Does this point of view still stand? For some, there’ll never be any convincing otherwise. But UPS and battery technologies are constantly advancing.

Even though they’re essential parts of any data centre armoury, for much of the time uninterruptible power supplies sit quietly in the background. That makes them an expensive, underutilised asset.

Smart grid ready UPS systems turn themselves into “virtual power plants” capable of storing and feeding power back into the network… without actually compromising on system resilience.

Riello UPS And RWE Rethinking The Role Of A UPS

As evidence, we share the example of our ongoing work with energy company RWE, through its RWE Supply & Trading division.
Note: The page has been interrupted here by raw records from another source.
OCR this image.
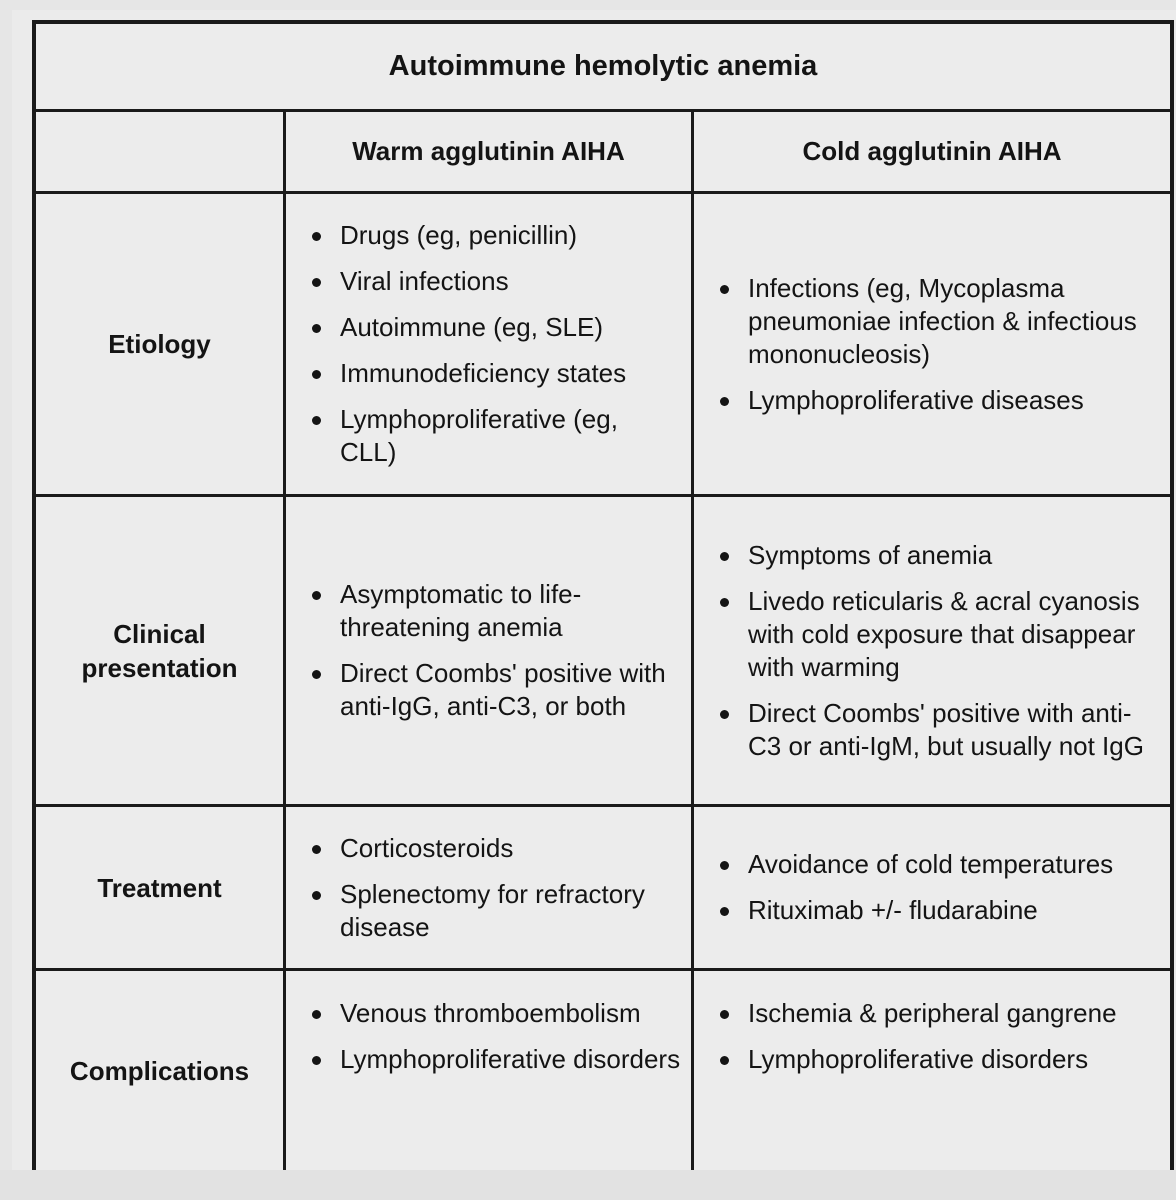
Autoimmune hemolytic anemia
Warm agglutinin AIHA	Cold agglutinin AIHA
Etiology
Drugs (eg, penicillin)
Viral infections
Autoimmune (eg, SLE)
Immunodeficiency states
Lymphoproliferative (eg, CLL)
Infections (eg, Mycoplasma pneumoniae infection & infectious mononucleosis)
Lymphoproliferative diseases
Clinical
presentation
Asymptomatic to life-threatening anemia
Direct Coombs' positive with anti-IgG, anti-C3, or both
Symptoms of anemia
Livedo reticularis & acral cyanosis with cold exposure that disappear with warming
Direct Coombs' positive with anti-C3 or anti-IgM, but usually not IgG
Treatment
Corticosteroids
Splenectomy for refractory disease
Avoidance of cold temperatures
Rituximab +/- fludarabine
Complications
Venous thromboembolism
Lymphoproliferative disorders
Ischemia & peripheral gangrene
Lymphoproliferative disorders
We’re piloting a smart grid-ready solution using a custom-designed UPS capable of DSR thanks to a special rectifier that enables bi-directional flows of electricity to and from the grid. This UPS is complemented by premium batteries and RWE’s sophisticated monitoring and communications software.

Think back to that major stumbling block preventing data centres from participating in DSR. That it undermines system resilience.

But lead-acid batteries traditionally used in a UPS are extremely difficult to monitor without expensive battery management systems. You can’t be sure of the exact condition of each cell, so can you be certain that they’ll work when you need them too? That doesn’t sound hugely reliable.

On the flip side, sophisticated 24-7 battery monitoring is a must with premium lead-acid or lithium-ion batteries.

This constant monitoring encourages preventive maintenance so that any cells showing signs of weakening can be quickly replaced – enhancing rather than diminishing system reliability.

Powering Into The Future

According to National Grid figures, around 500 MW of battery storage has come online in the last year. It’s predicted UK battery storage could top 8 GW by the end of 2021, enough electricity to power six million homes.

Data centres are some of the country’s biggest energy users. DSR gives them a means of acknowledging this responsibility and helping to secure society’s energy supplies in the years and decades to come.